Ultimately, despite the efforts of the cast, this production suffers from a design concept that simply does not work. The show has been promoted as “not your mother’s CATS” - and this is truthful advertising. Our mother’s CATS had humans in fully committed feline-wear, and the illusion worked rather well to make such a bizarre concept a Broadway and West End hit. Workshop’s cats have painted noses with headbands or hats that have “cat ears” attached. Our mother’s CATS had fun set pieces that allowed the cast to create a train out of oversized junk pieces laying around the set along with other moments of inventive whimsy. Workshop’s cats had bare bones structures with some castored scaffolding that left us thinking we were watching CATS on a scaled down set of RENT. The show asks for many moments of reveal, surprise, inventiveness and magic that, in this production, were simply absent. We were not tricked into thinking Macavity was in disguise as Old Deuteronomy. We did not believe we had witnessed magic when Mistoffelees motioned for the cast to wheel Old Deuteronomy back on stage when he’s supposed to be miraculously summoned. The same lack-of-illusion applies when Grizabella is wheeled off stage left as she finally ascends to the Heaviside Layer. Where’s the thrilling sleight of hand? The possibility of that felt lost in the first 30 seconds when a crew member, portraying a human in the wrong alley, walked across the stage making it clear the felines were the same scale as he.  

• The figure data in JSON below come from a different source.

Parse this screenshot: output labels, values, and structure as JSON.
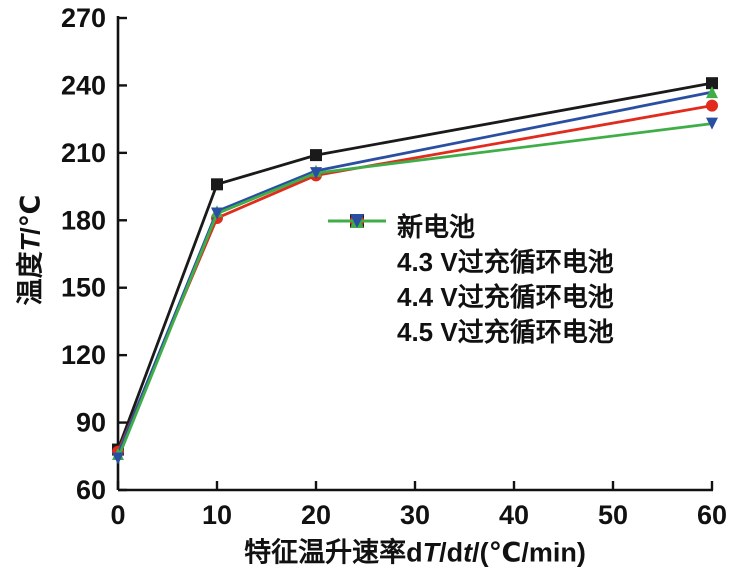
{
  "figure": {
    "background": "#ffffff",
    "axis_color": "#111111"
  },
  "chart_data": {
    "type": "line",
    "x": [
      0,
      10,
      20,
      60
    ],
    "series": [
      {
        "name": "新电池",
        "line_color": "#1a1a1a",
        "marker": "square",
        "marker_color": "#1a1a1a",
        "values": [
          78,
          196,
          209,
          241
        ]
      },
      {
        "name": "4.3 V过充循环电池",
        "line_color": "#e02b1d",
        "marker": "circle",
        "marker_color": "#e02b1d",
        "values": [
          77,
          181,
          200,
          231
        ]
      },
      {
        "name": "4.4 V过充循环电池",
        "line_color": "#2a4fa2",
        "marker": "triangle-up",
        "marker_color": "#3fae49",
        "values": [
          76,
          184,
          202,
          237
        ]
      },
      {
        "name": "4.5 V过充循环电池",
        "line_color": "#3fae49",
        "marker": "triangle-down",
        "marker_color": "#2a4fa2",
        "values": [
          74,
          183,
          201,
          223
        ]
      }
    ],
    "title": "",
    "xlabel": "特征温升速率dT/dt/(℃/min)",
    "ylabel": "温度T/℃",
    "xlabel_parts": [
      {
        "text": "特征温升速率d"
      },
      {
        "text": "T",
        "italic": true
      },
      {
        "text": "/d"
      },
      {
        "text": "t",
        "italic": true
      },
      {
        "text": "/(℃/min)"
      }
    ],
    "ylabel_parts": [
      {
        "text": "温度"
      },
      {
        "text": "T",
        "italic": true
      },
      {
        "text": "/℃"
      }
    ],
    "xlim": [
      0,
      60
    ],
    "ylim": [
      60,
      270
    ],
    "xticks": [
      0,
      10,
      20,
      30,
      40,
      50,
      60
    ],
    "yticks": [
      60,
      90,
      120,
      150,
      180,
      210,
      240,
      270
    ],
    "grid": false,
    "legend_position": "inside-center-right"
  }
}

Cast member Harrison Ayer’s bio briefly and aptly reads that Ayer “is a human, acting like a cat dressed like a human.” That’s pretty much what you get with this directorial concept. If it was a big idea that didn’t come to fruition due to the immensity of the project, then it can be forgiven. However, if this production meets the vision of those who created it - then perhaps this CATS shouldn't have been let out of the bag. Doing “different” is welcome, but only when there’s a relatable or inventive perspective that exposes something newly relevant or unexpected about a cherished work.

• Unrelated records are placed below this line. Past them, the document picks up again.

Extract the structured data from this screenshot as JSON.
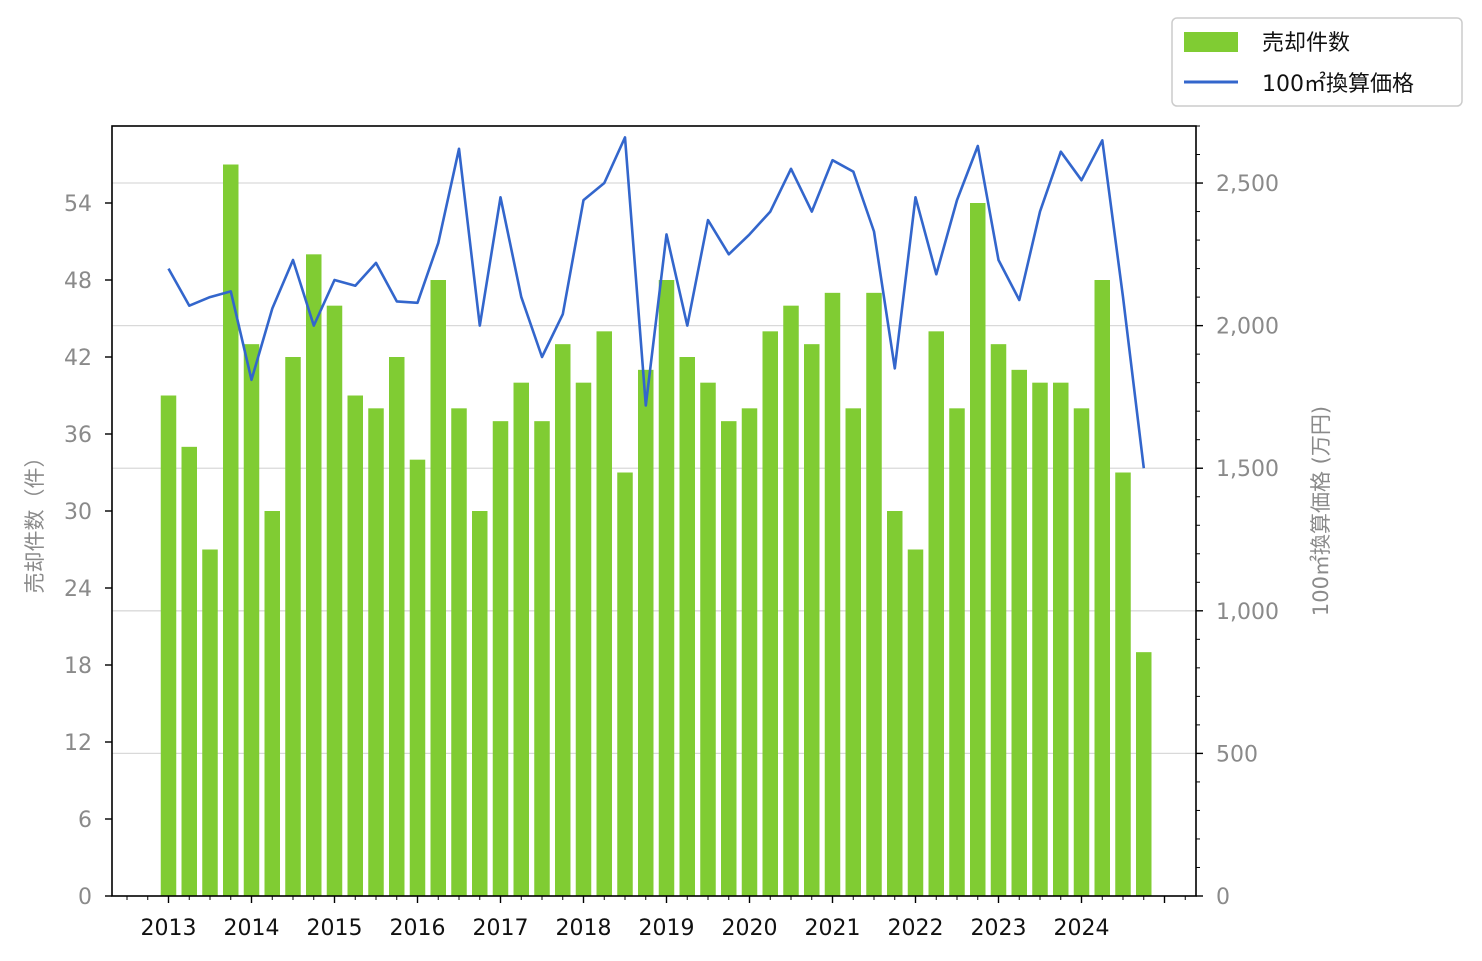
{
  "chart_data": {
    "type": "bar",
    "x": [
      "2013Q1",
      "2013Q2",
      "2013Q3",
      "2013Q4",
      "2014Q1",
      "2014Q2",
      "2014Q3",
      "2014Q4",
      "2015Q1",
      "2015Q2",
      "2015Q3",
      "2015Q4",
      "2016Q1",
      "2016Q2",
      "2016Q3",
      "2016Q4",
      "2017Q1",
      "2017Q2",
      "2017Q3",
      "2017Q4",
      "2018Q1",
      "2018Q2",
      "2018Q3",
      "2018Q4",
      "2019Q1",
      "2019Q2",
      "2019Q3",
      "2019Q4",
      "2020Q1",
      "2020Q2",
      "2020Q3",
      "2020Q4",
      "2021Q1",
      "2021Q2",
      "2021Q3",
      "2021Q4",
      "2022Q1",
      "2022Q2",
      "2022Q3",
      "2022Q4",
      "2023Q1",
      "2023Q2",
      "2023Q3",
      "2023Q4",
      "2024Q1",
      "2024Q2",
      "2024Q3",
      "2024Q4"
    ],
    "year_labels": [
      "2013",
      "2014",
      "2015",
      "2016",
      "2017",
      "2018",
      "2019",
      "2020",
      "2021",
      "2022",
      "2023",
      "2024"
    ],
    "series": [
      {
        "name": "売却件数",
        "type": "bar",
        "axis": "left",
        "color": "#80cc33",
        "values": [
          39,
          35,
          27,
          57,
          43,
          30,
          42,
          50,
          46,
          39,
          38,
          42,
          34,
          48,
          38,
          30,
          37,
          40,
          37,
          43,
          40,
          44,
          33,
          41,
          48,
          42,
          40,
          37,
          38,
          44,
          46,
          43,
          47,
          38,
          47,
          30,
          27,
          44,
          38,
          54,
          43,
          41,
          40,
          40,
          38,
          48,
          33,
          19
        ]
      },
      {
        "name": "100㎡換算価格",
        "type": "line",
        "axis": "right",
        "color": "#3366cc",
        "values": [
          2200,
          2070,
          2100,
          2120,
          1810,
          2060,
          2230,
          2000,
          2160,
          2140,
          2220,
          2085,
          2080,
          2290,
          2620,
          2000,
          2450,
          2100,
          1890,
          2040,
          2440,
          2500,
          2660,
          1720,
          2320,
          2000,
          2370,
          2250,
          2320,
          2400,
          2550,
          2400,
          2580,
          2540,
          2330,
          1850,
          2450,
          2180,
          2440,
          2630,
          2230,
          2090,
          2400,
          2610,
          2510,
          2650,
          2100,
          1500
        ]
      }
    ],
    "ylabel_left": "売却件数（件）",
    "ylabel_right": "100㎡換算価格 (万円)",
    "ylim_left": [
      0,
      60
    ],
    "ylim_right": [
      0,
      2700
    ],
    "yticks_left": [
      "0",
      "6",
      "12",
      "18",
      "24",
      "30",
      "36",
      "42",
      "48",
      "54"
    ],
    "yticks_right": [
      "0",
      "500",
      "1,000",
      "1,500",
      "2,000",
      "2,500"
    ],
    "grid": "horizontal, right axis",
    "legend_position": "top-right, above plot"
  }
}
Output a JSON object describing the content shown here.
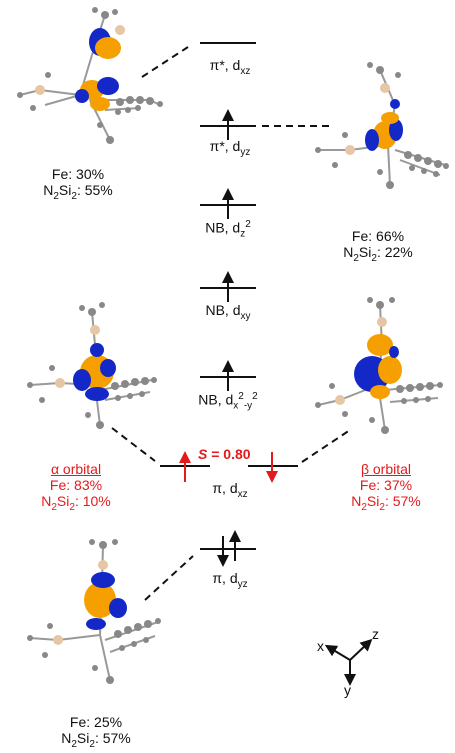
{
  "levels": {
    "l1": {
      "name": "π*, d",
      "sub": "xz"
    },
    "l2": {
      "name": "π*, d",
      "sub": "yz"
    },
    "l3": {
      "name": "NB, d",
      "sub": "z",
      "sup": "2"
    },
    "l4": {
      "name": "NB, d",
      "sub": "xy"
    },
    "l5": {
      "name": "NB, d",
      "sub": "x",
      "sup": "2",
      "sub2": "-y",
      "sup2": "2"
    },
    "l6": {
      "name": "π, d",
      "sub": "xz"
    },
    "l7": {
      "name": "π, d",
      "sub": "yz"
    }
  },
  "spin": {
    "symbol": "S",
    "value": "= 0.80"
  },
  "compositions": {
    "top_left": {
      "fe": "Fe: 30%",
      "n": "N",
      "n_sub": "2",
      "si": "Si",
      "si_sub": "2",
      "pct": ": 55%"
    },
    "top_right": {
      "fe": "Fe: 66%",
      "n": "N",
      "n_sub": "2",
      "si": "Si",
      "si_sub": "2",
      "pct": ": 22%"
    },
    "alpha": {
      "title": "α orbital",
      "fe": "Fe: 83%",
      "n": "N",
      "n_sub": "2",
      "si": "Si",
      "si_sub": "2",
      "pct": ": 10%"
    },
    "beta": {
      "title": "β orbital",
      "fe": "Fe: 37%",
      "n": "N",
      "n_sub": "2",
      "si": "Si",
      "si_sub": "2",
      "pct": ": 57%"
    },
    "bottom": {
      "fe": "Fe: 25%",
      "n": "N",
      "n_sub": "2",
      "si": "Si",
      "si_sub": "2",
      "pct": ": 57%"
    }
  },
  "axes": {
    "x": "x",
    "y": "y",
    "z": "z"
  },
  "colors": {
    "orange": "#f5a000",
    "blue": "#1428c8",
    "red": "#e31a1c",
    "grey": "#888888",
    "tan": "#e6c6a4"
  }
}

We always invite patrons to challenge our reactions by taking the time to see the work themselves. Art is entirely subjective, and you may have a very different experience. If you want to see a fully committed cast giving you undeniable energy in tandem with some rather talented dancers that are performing one of the theatre industry’s most successful works, then you should book your tickets to see Workshops’s production of CATS. The show runs through March 23rd at Cottingham Theatre on the campus of Columbia College. You may buy tickets at www.workshoptheatreofsc.com. Also, don’t forget that the theatre is taking donations for animal shelters, so be sure to bring some treats, litter, or toys with you.